Folk tale
- Name: The Giants and the Herd-boy
- Mythology: Romanian
- Country: Romania
- Region: Bukovina

= The Giants and the Herd-boy =

Bukowinaer fairy tale

The Giants and the Herd-boy is a Bukovinian fairy tale collected by Dr Heinrich von Wlislocki in Märchen und Sagen der Bukowinaer und Siebenbürger Armenier. Andrew Lang included it in The Yellow Fairy Book.

==Synopsis==
An orphan tended sheep for a lord. One day, he found an injured giant who promised to reward him if he bound up his foot. The herd-boy did that with his own shirt and the giant took him to a giants' wedding giving him a belt to make him invisible, and then underground, where he ate a good meal and stole a loaf of bread.

The next day, he tried to tear off a piece of bread to eat, but he could not, until he finally bit it. It still did not break, but he found a gold piece dropped from his mouth. He used the gold to buy food.

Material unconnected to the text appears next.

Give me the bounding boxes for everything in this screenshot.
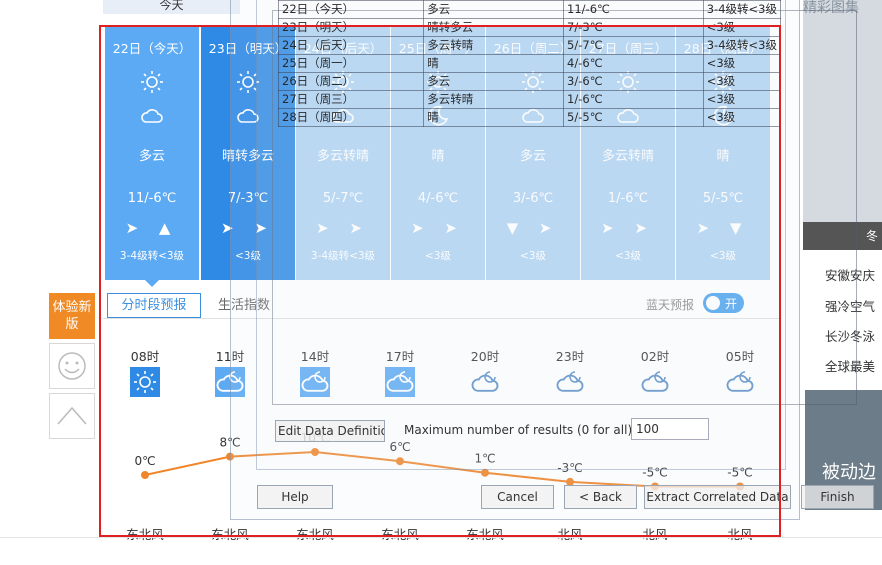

The lord had a beautiful daughter who was always polite to the herd-boy. He decided to give her a bag of gold on her birthday, using the belt to leave it secretly. It gave him so much pleasure that he did it for seven more nights.

The eighth night, the girl and her parents watched for who did it and the herd-boy forgot his belt and so was caught. The lord sent him from his service.

The herd-boy spent his gold on fine clothing and a coach with horses, and returned. They were astounded. When they heard of his good fortune, they agreed that he should marry their daughter.